# hat wer Erfahrung mit TrialBikeShop



## trialmaster21 (2. Juni 2014)

Hallo zusammen,
hat von euch wer Erfahrung mit dem Shop: www.TrialBikeShop.de?
Weil habe am 23.05.2014 ein paar Bremsbeläge bestellt die auch Lieferbar sind laut Shop.
Bezahlt wurde per Überweisung.
Seit dem Schrieb ich Ihn schon zwei mal an und versuchte vergebens anzurufen aber es passiert rein gar nichts...So langsam aber sicher mache ich mir da meine Gedanken... Gut, es ist noch ned so lange her mit der Bestellung aber das nicht mal ne Antwort kommt macht mich schon langsam stutzig...


----------



## CzarFlo (2. Juni 2014)

ich habe mal einen Vorbau bestellt, der kam auch zügig an. Leider hat er nicht mit meinem Lenker zusammen gepasst, weswegen ich ihn zurück schicken musste. Es hat etwas länger gedauert gehabt, bis das Geld wieder zurück überwiesen wurde, weil der Chef scheinbar im Trainingslager war und eine Aushilfe sich um die Bestellungen gekümmert hat und nicht die Rückbuchung vornehmen konnte. Lief aber an sich dann problemlos ab.

Ich nehme mal an, dass es sich nicht um einen hauptberuflichen Shop handelt und deswegen es mal länger dauern kann.


----------



## MTB-News.de




----------



## wesse1712 (2. Juni 2014)

Hab da ma nen rahmen, sowie gabel später auch gekauft. Ging beides sehr schnell. Der Inhaber, Markus Stahlberg ist glaub ich der name, hat mich gut beraten, oft gab es aber dazwischen Pausen, weil er anscheinend sehr viele Veranstaltungen etc. neben dem Laden zu bewältigen hat. Nach ner Pause meldete er sich dann, entschuldigte sich und alles lief problemlos. Bin an sich also zufrieden.
Gruß Jonas


----------



## trialmaster21 (2. Juni 2014)

Ok danke schon mal...das beruhigt schon mal dann heißts nur noch warten...


----------



## dibo81 (2. Juni 2014)

Hauptberuflich macht er was anderes und Shows fährt er glaub ich auch noch.
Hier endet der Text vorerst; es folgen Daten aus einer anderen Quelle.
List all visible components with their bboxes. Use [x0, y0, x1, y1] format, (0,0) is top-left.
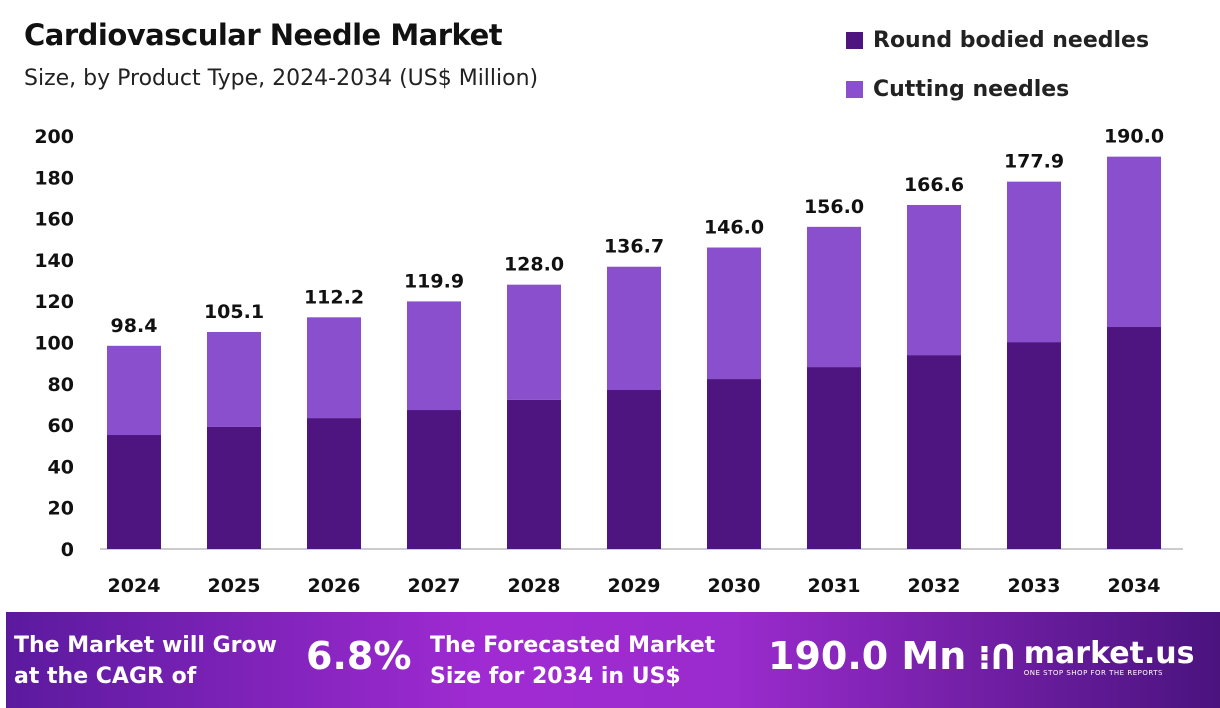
x-tick-label: 2029	[608, 575, 661, 597]
y-tick-label: 80	[48, 374, 74, 396]
y-tick-label: 160	[34, 209, 74, 231]
bar-segment-cutting	[807, 226, 861, 368]
x-tick-label: 2024	[108, 575, 161, 597]
chart-plot: 0 20 40 60 80 100 120 140 160 180 200 98.4 2024 105.1…	[34, 126, 1183, 597]
bar-segment-cutting	[107, 345, 161, 436]
forecast-value: 190.0 Mn	[768, 634, 967, 678]
bar-segment-cutting	[607, 266, 661, 390]
bar-segment-round-bodied	[107, 435, 161, 549]
y-tick-label: 0	[61, 539, 74, 561]
y-tick-label: 20	[48, 498, 74, 520]
bar-segment-round-bodied	[907, 355, 961, 549]
bar-segment-round-bodied	[1007, 342, 1061, 549]
x-tick-label: 2034	[1108, 575, 1161, 597]
bar-segment-cutting	[507, 284, 561, 400]
total-data-label: 136.7	[604, 236, 664, 258]
y-tick-label: 180	[34, 167, 74, 189]
legend-swatch	[846, 81, 863, 98]
x-tick-label: 2033	[1008, 575, 1061, 597]
logo-tagline: ONE STOP SHOP FOR THE REPORTS	[1023, 669, 1163, 677]
bar-segment-cutting	[907, 204, 961, 356]
y-tick-label: 140	[34, 250, 74, 272]
total-data-label: 112.2	[304, 286, 364, 308]
forecast-label: The Forecasted Market Size for 2034 in U…	[430, 633, 716, 689]
legend-swatch	[846, 32, 863, 49]
bar-segment-cutting	[1107, 156, 1161, 328]
bar-segment-round-bodied	[607, 389, 661, 549]
chart-title: Cardiovascular Needle Market	[24, 18, 503, 52]
total-data-label: 146.0	[704, 217, 764, 239]
total-data-label: 156.0	[804, 196, 864, 218]
x-tick-label: 2032	[908, 575, 961, 597]
bar-segment-cutting	[1007, 181, 1061, 343]
total-data-label: 166.6	[904, 174, 964, 196]
total-data-label: 177.9	[1004, 151, 1064, 173]
cagr-label: The Market will Grow at the CAGR of	[14, 633, 277, 689]
logo-name: market.us	[1023, 636, 1195, 671]
logo-icon: ⁝Ո	[978, 638, 1016, 678]
legend-item-cutting: Cutting needles	[846, 77, 1069, 102]
y-tick-label: 40	[48, 456, 74, 478]
x-tick-label: 2026	[308, 575, 361, 597]
bar-segment-round-bodied	[307, 418, 361, 549]
legend-label: Round bodied needles	[873, 28, 1150, 53]
bar-segment-round-bodied	[707, 379, 761, 549]
x-tick-label: 2027	[408, 575, 461, 597]
summary-banner: The Market will Grow at the CAGR of 6.8%…	[6, 612, 1220, 708]
y-tick-label: 60	[48, 415, 74, 437]
bar-segment-round-bodied	[807, 367, 861, 549]
cagr-value: 6.8%	[306, 634, 412, 678]
y-tick-label: 100	[34, 333, 74, 355]
bar-segment-cutting	[707, 247, 761, 380]
total-data-label: 190.0	[1104, 126, 1164, 148]
total-data-label: 98.4	[111, 315, 158, 337]
bar-segment-round-bodied	[1107, 327, 1161, 549]
x-tick-label: 2031	[808, 575, 861, 597]
bar-segment-cutting	[307, 317, 361, 419]
bar-segment-round-bodied	[207, 426, 261, 549]
y-tick-label: 200	[34, 126, 74, 148]
bar-segment-round-bodied	[507, 399, 561, 549]
bar-segment-cutting	[207, 331, 261, 427]
x-tick-label: 2028	[508, 575, 561, 597]
total-data-label: 119.9	[404, 270, 464, 292]
total-data-label: 105.1	[204, 301, 264, 323]
x-tick-label: 2030	[708, 575, 761, 597]
x-tick-label: 2025	[208, 575, 261, 597]
legend-item-round: Round bodied needles	[846, 28, 1149, 53]
total-data-label: 128.0	[504, 254, 564, 276]
bar-segment-round-bodied	[407, 410, 461, 549]
legend-label: Cutting needles	[873, 77, 1070, 102]
y-tick-label: 120	[34, 291, 74, 313]
bar-segment-cutting	[407, 301, 461, 411]
chart-subtitle: Size, by Product Type, 2024-2034 (US$ Mi…	[24, 66, 539, 91]
market-us-logo: ⁝Ո market.us ONE STOP SHOP FOR THE REPOR…	[978, 638, 1195, 678]
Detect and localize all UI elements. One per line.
Ist aber seriös und hat immer faire Preise gemacht. Sehe es ihm nach, der wird sich kümmern.


----------



## jan_hl (2. Juni 2014)

Ich hab Markus vor ein paar Wochen in Radolfszell bei einem seiner Auftritte getroffen. Er macht einen sehr sympatischen und zuverlässigen Eindruck, aber er meinte halt, dass er wegen Job und Auftritten immer sehr viel unterwegs ist. Ich hab mehrmals bei ihm bestellt und hatte absolut keine Probleme!


----------



## hst_trialer (2. Juni 2014)

Ich habe glaub vor 2 Wochen eine Runde in Stuttgart gedreht und da war der Markus auch da. Er meinte dass der Shop wirklich nebenbei läuft und er dieses Jahr viele Shows fährt. Dann noch Beruf und Familie. Entschuldigt nicht zwingend die etwas lang dauernde Rückmeldung aber der Markus ist wirklich voll seriös.


----------



## kornatter (28. Juni 2014)

Hi ich habe die gleichen Probleme auch Bremsbeläge die schn bezahlt sind aber keine Lieferung ich habe das aber PayPal gemeldet .


----------



## trialmaster21 (28. Juni 2014)

Ich hatte es "leider" über meiner Bank gemacht. Sprich das Geld ist erstmal weg...sind zwar nur knapp 18euro aber mir geht es da schon ums Prinzip und nicht mehr um das Geld. Ich habe nun mal per einschreiben ihn angeschrieben mit einer Frist der Lieferung und dann geht es erst weiter. Muss mich da leider an den scheiß halten aber ehrlich gesagt habe ich damit schon fast abgeschlossen...so nach dem Motto, dann bin ich auch mal auf was reingefallen und bin dabei froh das es sich "nur" um so einen kleinen Betrag handelt. Aber es ist trotz allem eine Riesen Frechheit...


----------



## kornatter (28. Juni 2014)

ja ich kann dir ja bescheid geben was  paypal dazu sagt morgen bekomme ich bescheid wie es weiter geht


----------



## trialmaster21 (22. August 2014)

Hallo zusammen.
Ich glaube es ja nicht, morgen wären es nun drei Monate nach meiner Bestellung bei dem Shop. Nach mehrmaligen anschreiben per mail, per Post, sogar über das Facebook, und nach zwei Bekanntschaften die ich schließen konnte die das selbe Problem hatten, bekam ich heute eine Antwort von diesem Markus, aber so eine hätte ich nun nicht erwartet. Beim beantworten der mail fehlten mir schon fast die Worte...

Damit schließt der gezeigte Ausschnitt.